I get asked that a lot.
Well, it seems to be a whole lot of things.
I first approached this writing thing with an abundance of enthusiasm. I wasn’t worried about publishing at first, I was thrilled with creating. And I went after it with the same determination as Toddler did when she took her first steps. I didn’t care about ‘getting there” I only cared about one step at a time.
- Step One: Decide to take a creative writing class.
- Step Two: Write, write write and write some more.
- Step Three: Connect with other writers, like-minded people who get it. Unfortunately, some of these people still don’t get ME, but that’s okay, I don’t get them either. The ones who are okay with that stuck, the others fell through the strainer and down the drain.
- Step Four: Write. Write…
- Step Five: Learn more about the RULES of writing, and of submitting after writing.
- Step Six: Prepare proposals, send your baby out into the world.
- Step Seven: Write…
- Step Eight: REJECTION! Cry, bawl, whine, complain.
- Step Nine: Write…
- Step Ten: Send out, REQUEST FOR FULL! I’M RUNNING NOW! After two years on Editor-who-shall-remain-nameless’s desk, she hasn’t responded in any way whatsoever, even to my follow up calls, and I’ve decided that qualifies as a rejection. STUMBLE!

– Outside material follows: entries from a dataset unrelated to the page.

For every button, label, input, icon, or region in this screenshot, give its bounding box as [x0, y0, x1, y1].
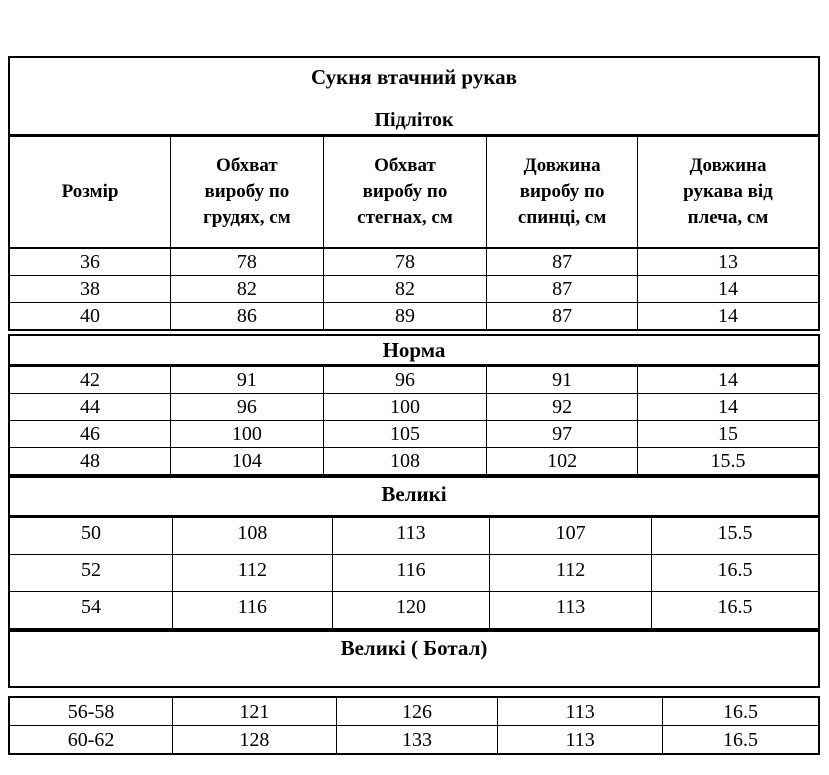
table-cell: 16.5: [661, 725, 820, 755]
table-cell: 54: [8, 591, 174, 630]
size-chart-page: Сукня втачний рукав Підліток Розмір Обхв…: [8, 56, 820, 755]
table-cell: 86: [170, 302, 324, 331]
size-table-teen: Сукня втачний рукав Підліток Розмір Обхв…: [8, 56, 820, 331]
table-cell: 104: [170, 447, 324, 476]
table-cell: 126: [335, 696, 499, 726]
section-header-row: Норма: [8, 334, 820, 367]
table-cell: 56-58: [8, 696, 174, 726]
table-cell: 14: [636, 393, 820, 421]
table-cell: 112: [489, 554, 652, 592]
section-header-row: Великі: [8, 476, 820, 518]
table-cell: 48: [8, 447, 172, 476]
table-cell: 92: [486, 393, 638, 421]
table-cell: 40: [8, 302, 172, 331]
table-row: 42 91 96 91 14: [8, 365, 820, 394]
table-cell: 120: [331, 591, 491, 630]
table-row: 52 112 116 112 16.5: [8, 554, 820, 592]
section-label-norma: Норма: [8, 334, 820, 367]
title-cell: Сукня втачний рукав Підліток: [8, 56, 820, 137]
title-wrap: Сукня втачний рукав Підліток: [10, 58, 818, 133]
column-header-back-length: Довжина виробу по спинці, см: [486, 135, 638, 249]
table-cell: 16.5: [661, 696, 820, 726]
column-header-sleeve-length: Довжина рукава від плеча, см: [636, 135, 820, 249]
table-cell: 14: [636, 302, 820, 331]
table-cell: 44: [8, 393, 172, 421]
table-row: 50 108 113 107 15.5: [8, 516, 820, 555]
table-cell: 15.5: [636, 447, 820, 476]
size-table-botal-rows: 56-58 121 126 113 16.5 60-62 128 133 113…: [8, 696, 820, 755]
table-cell: 16.5: [650, 554, 820, 592]
table-row: 46 100 105 97 15: [8, 420, 820, 448]
column-header-hips: Обхват виробу по стегнах, см: [322, 135, 488, 249]
table-cell: 121: [172, 696, 337, 726]
table-cell: 128: [172, 725, 337, 755]
table-row: 56-58 121 126 113 16.5: [8, 696, 820, 726]
table-cell: 52: [8, 554, 174, 592]
column-header-chest: Обхват виробу по грудях, см: [170, 135, 324, 249]
table-cell: 42: [8, 365, 172, 394]
table-cell: 91: [170, 365, 324, 394]
table-cell: 50: [8, 516, 174, 555]
table-cell: 108: [172, 516, 333, 555]
section-label-teen: Підліток: [374, 109, 454, 131]
size-table-velyki: Великі 50 108 113 107 15.5 52 112 116 11…: [8, 476, 820, 630]
table-cell: 112: [172, 554, 333, 592]
table-cell: 91: [486, 365, 638, 394]
table-cell: 87: [486, 247, 638, 276]
table-row: 54 116 120 113 16.5: [8, 591, 820, 630]
table-row: 38 82 82 87 14: [8, 275, 820, 303]
table-cell: 105: [322, 420, 488, 448]
table-cell: 82: [170, 275, 324, 303]
title-row: Сукня втачний рукав Підліток: [8, 56, 820, 137]
table-cell: 87: [486, 302, 638, 331]
table-cell: 100: [170, 420, 324, 448]
table-cell: 100: [322, 393, 488, 421]
size-table-norma: Норма 42 91 96 91 14 44 96 100 92 14 46 …: [8, 334, 820, 476]
table-cell: 116: [172, 591, 333, 630]
table-row: 44 96 100 92 14: [8, 393, 820, 421]
table-cell: 113: [331, 516, 491, 555]
table-cell: 36: [8, 247, 172, 276]
table-cell: 108: [322, 447, 488, 476]
table-cell: 113: [489, 591, 652, 630]
table-cell: 89: [322, 302, 488, 331]
table-cell: 96: [170, 393, 324, 421]
table-cell: 113: [497, 696, 663, 726]
header-row: Розмір Обхват виробу по грудях, см Обхва…: [8, 135, 820, 249]
section-label-velyki: Великі: [8, 476, 820, 518]
table-cell: 133: [335, 725, 499, 755]
table-row: 36 78 78 87 13: [8, 247, 820, 276]
table-cell: 113: [497, 725, 663, 755]
table-cell: 87: [486, 275, 638, 303]
table-cell: 60-62: [8, 725, 174, 755]
table-cell: 78: [322, 247, 488, 276]
table-cell: 96: [322, 365, 488, 394]
page-title: Сукня втачний рукав: [311, 65, 517, 89]
table-cell: 82: [322, 275, 488, 303]
table-cell: 15: [636, 420, 820, 448]
table-cell: 107: [489, 516, 652, 555]
table-cell: 14: [636, 365, 820, 394]
table-cell: 46: [8, 420, 172, 448]
table-cell: 78: [170, 247, 324, 276]
column-header-size: Розмір: [8, 135, 172, 249]
table-cell: 97: [486, 420, 638, 448]
table-cell: 38: [8, 275, 172, 303]
table-cell: 15.5: [650, 516, 820, 555]
table-cell: 13: [636, 247, 820, 276]
table-row: 48 104 108 102 15.5: [8, 447, 820, 476]
table-cell: 102: [486, 447, 638, 476]
table-row: 60-62 128 133 113 16.5: [8, 725, 820, 755]
section-header-row: Великі ( Ботал): [8, 630, 820, 688]
table-cell: 16.5: [650, 591, 820, 630]
section-label-botal: Великі ( Ботал): [8, 630, 820, 688]
table-cell: 116: [331, 554, 491, 592]
table-cell: 14: [636, 275, 820, 303]
table-row: 40 86 89 87 14: [8, 302, 820, 331]
size-table-botal-header: Великі ( Ботал): [8, 630, 820, 688]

- Step Eleven: Kinda write…
- Step Twelve: Get mad at Mr. Man, write a story in one afternoon and send it to True Love Magazine. IT SELLS! I’m running again. Sold another. Cool!

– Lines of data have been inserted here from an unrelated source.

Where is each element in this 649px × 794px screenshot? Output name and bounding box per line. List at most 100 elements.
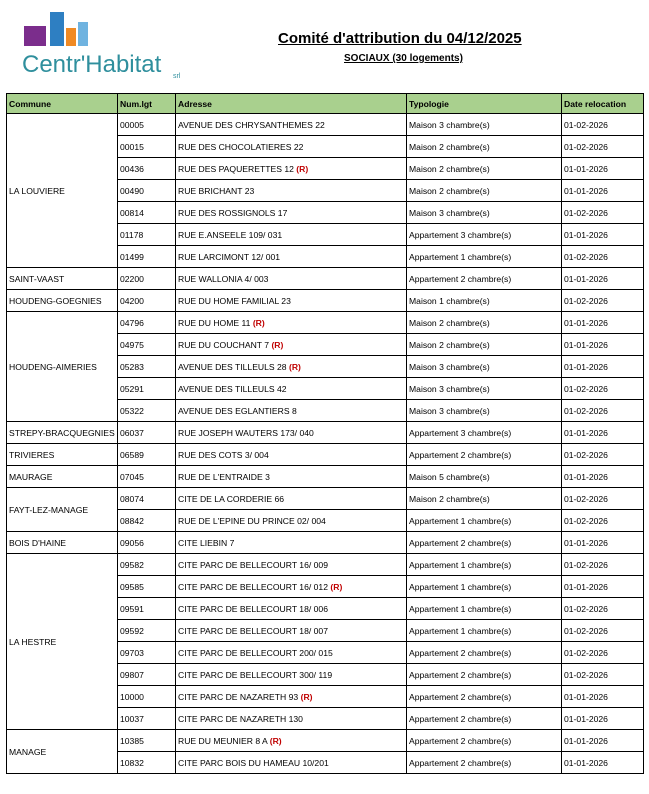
date-cell: 01-01-2026	[561, 531, 644, 554]
address-cell: RUE DES COTS 3/ 004	[175, 443, 407, 466]
typology-cell: Appartement 2 chambre(s)	[406, 443, 562, 466]
commune-cell: BOIS D'HAINE	[6, 531, 118, 554]
address: CITE PARC DE BELLECOURT 16/ 012	[178, 581, 328, 592]
relocation-flag: (R)	[269, 735, 282, 746]
date-cell: 01-02-2026	[561, 289, 644, 312]
address: AVENUE DES EGLANTIERS 8	[178, 405, 297, 416]
date-cell: 01-01-2026	[561, 267, 644, 290]
column-header: Date relocation	[561, 93, 644, 114]
column-header: Adresse	[175, 93, 407, 114]
logo-suffix: srl	[173, 73, 181, 80]
address-cell: CITE DE LA CORDERIE 66	[175, 487, 407, 510]
address-cell: RUE BRICHANT 23	[175, 179, 407, 202]
address-cell: AVENUE DES EGLANTIERS 8	[175, 399, 407, 422]
date-cell: 01-01-2026	[561, 355, 644, 378]
date-cell: 01-02-2026	[561, 619, 644, 642]
number-cell: 00814	[117, 201, 176, 224]
address: RUE DU COUCHANT 7	[178, 339, 270, 350]
number-cell: 02200	[117, 267, 176, 290]
date-cell: 01-02-2026	[561, 377, 644, 400]
address: AVENUE DES TILLEULS 42	[178, 383, 287, 394]
number-cell: 10832	[117, 751, 176, 774]
number-cell: 10385	[117, 729, 176, 752]
address-cell: RUE E.ANSEELE 109/ 031	[175, 223, 407, 246]
table-row: 05322 AVENUE DES EGLANTIERS 8 Maison 3 cha…	[7, 399, 644, 422]
typology-cell: Appartement 2 chambre(s)	[406, 641, 562, 664]
column-header: Typologie	[406, 93, 562, 114]
date-cell: 01-02-2026	[561, 443, 644, 466]
date-cell: 01-01-2026	[561, 707, 644, 730]
commune-cell: MANAGE	[6, 729, 118, 774]
table-row: HOUDENG-GOEGNIES 04200 RUE DU HOME FAMILIA…	[6, 289, 644, 312]
relocation-flag: (R)	[300, 691, 313, 702]
address-cell: AVENUE DES TILLEULS 28 (R)	[175, 355, 407, 378]
address-cell: CITE PARC DE BELLECOURT 18/ 006	[175, 597, 407, 620]
address-cell: CITE PARC DE NAZARETH 130	[175, 707, 407, 730]
table-row: BOIS D'HAINE 09056 CITE LIEBIN 7 Appartemen…	[6, 531, 644, 554]
address: CITE PARC DE BELLECOURT 16/ 009	[178, 559, 328, 570]
address-cell: RUE WALLONIA 4/ 003	[175, 267, 407, 290]
number-cell: 06037	[117, 421, 176, 444]
typology-cell: Maison 3 chambre(s)	[406, 355, 562, 378]
address: RUE LARCIMONT 12/ 001	[178, 251, 281, 262]
commune-cell: TRIVIERES	[6, 443, 118, 466]
date-cell: 01-02-2026	[561, 641, 644, 664]
address-cell: RUE DU HOME 11 (R)	[175, 311, 407, 334]
number-cell: 05283	[117, 355, 176, 378]
table-row: 09591 CITE PARC DE BELLECOURT 18/ 006 Appa…	[7, 597, 644, 620]
title: Comité d'attribution du 04/12/2025	[278, 30, 522, 47]
typology-cell: Maison 3 chambre(s)	[406, 377, 562, 400]
number-cell: 10037	[117, 707, 176, 730]
number-cell: 01178	[117, 223, 176, 246]
address: RUE DE L'EPINE DU PRINCE 02/ 004	[178, 515, 326, 526]
table-row: 10000 CITE PARC DE NAZARETH 93 (R) Apparte…	[7, 685, 644, 708]
date-cell: 01-02-2026	[561, 113, 644, 136]
number-cell: 07045	[117, 465, 176, 488]
address-cell: RUE DES ROSSIGNOLS 17	[175, 201, 407, 224]
table-row: 00814 RUE DES ROSSIGNOLS 17 Maison 3 chamb…	[7, 201, 644, 224]
date-cell: 01-01-2026	[561, 157, 644, 180]
number-cell: 05322	[117, 399, 176, 422]
date-cell: 01-01-2026	[561, 223, 644, 246]
address-cell: CITE PARC DE BELLECOURT 16/ 012 (R)	[175, 575, 407, 598]
number-cell: 09703	[117, 641, 176, 664]
relocation-flag: (R)	[330, 581, 343, 592]
typology-cell: Maison 1 chambre(s)	[406, 289, 562, 312]
typology-cell: Maison 2 chambre(s)	[406, 311, 562, 334]
address: CITE PARC DE BELLECOURT 200/ 015	[178, 647, 333, 658]
typology-cell: Appartement 1 chambre(s)	[406, 509, 562, 532]
subtitle: SOCIAUX (30 logements)	[344, 53, 463, 64]
number-cell: 09592	[117, 619, 176, 642]
typology-cell: Maison 5 chambre(s)	[406, 465, 562, 488]
address-cell: AVENUE DES TILLEULS 42	[175, 377, 407, 400]
address: RUE BRICHANT 23	[178, 185, 255, 196]
address-cell: CITE PARC DE NAZARETH 93 (R)	[175, 685, 407, 708]
typology-cell: Maison 2 chambre(s)	[406, 157, 562, 180]
address-cell: RUE DES CHOCOLATIERES 22	[175, 135, 407, 158]
commune-cell: STREPY-BRACQUEGNIES	[6, 421, 118, 444]
address-cell: RUE DU MEUNIER 8 A (R)	[175, 729, 407, 752]
typology-cell: Maison 2 chambre(s)	[406, 487, 562, 510]
relocation-flag: (R)	[296, 163, 309, 174]
number-cell: 09056	[117, 531, 176, 554]
address-cell: CITE LIEBIN 7	[175, 531, 407, 554]
date-cell: 01-01-2026	[561, 333, 644, 356]
date-cell: 01-02-2026	[561, 201, 644, 224]
table-row: 04975 RUE DU COUCHANT 7 (R) Maison 2 chamb…	[7, 333, 644, 356]
address: AVENUE DES CHRYSANTHEMES 22	[178, 119, 325, 130]
address: CITE PARC DE NAZARETH 93	[178, 691, 299, 702]
date-cell: 01-02-2026	[561, 245, 644, 268]
commune-cell: HOUDENG-AIMERIES	[6, 311, 118, 422]
number-cell: 06589	[117, 443, 176, 466]
number-cell: 00015	[117, 135, 176, 158]
number-cell: 10000	[117, 685, 176, 708]
logo-name: Centr'Habitat	[22, 51, 162, 78]
number-cell: 00490	[117, 179, 176, 202]
table-body: LA LOUVIERE 00005 AVENUE DES CHRYSANTHEMES…	[6, 113, 644, 774]
address-cell: RUE DU COUCHANT 7 (R)	[175, 333, 407, 356]
date-cell: 01-01-2026	[561, 729, 644, 752]
logo: Centr'Habitat srl	[22, 12, 181, 80]
address: AVENUE DES TILLEULS 28	[178, 361, 287, 372]
commune-cell: LA HESTRE	[6, 553, 118, 730]
date-cell: 01-01-2026	[561, 575, 644, 598]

- Step Thirteen: Send more proposals out, get more rejections.
You can see where I’m going with this. The writing gets lost in my funk over hitting my head against a brick wall time after time.
Lately, I’ve been feeling a pull back to my fiction, and that’s nice. I tell myself to just recapture the magic of storytelling, the publishing is incidental at this point. Then, it’s been so long since I’ve been to it, I freeze. I go to critique group, and see how good everyone is, and think, I can’t bring my stuff to read! It’s crap! Then I glimpse at the enthusiasm they have, espacially Baby Diva, and I want it back, the enthusiasm. The yearning to create. I want it back.
What I’m desperate to do is to unshackle myself from these excuses and laziness and just DO IT and quit WHINING about it.
Write for the joy of writing, and quit worrying about approval. Because for me,I think, it all boils down to my desperate, sickening need for approval, rather than selling, per se.
Oh, look, at least I have the neuroses to be a writer. Maybe I’m on the right track after all.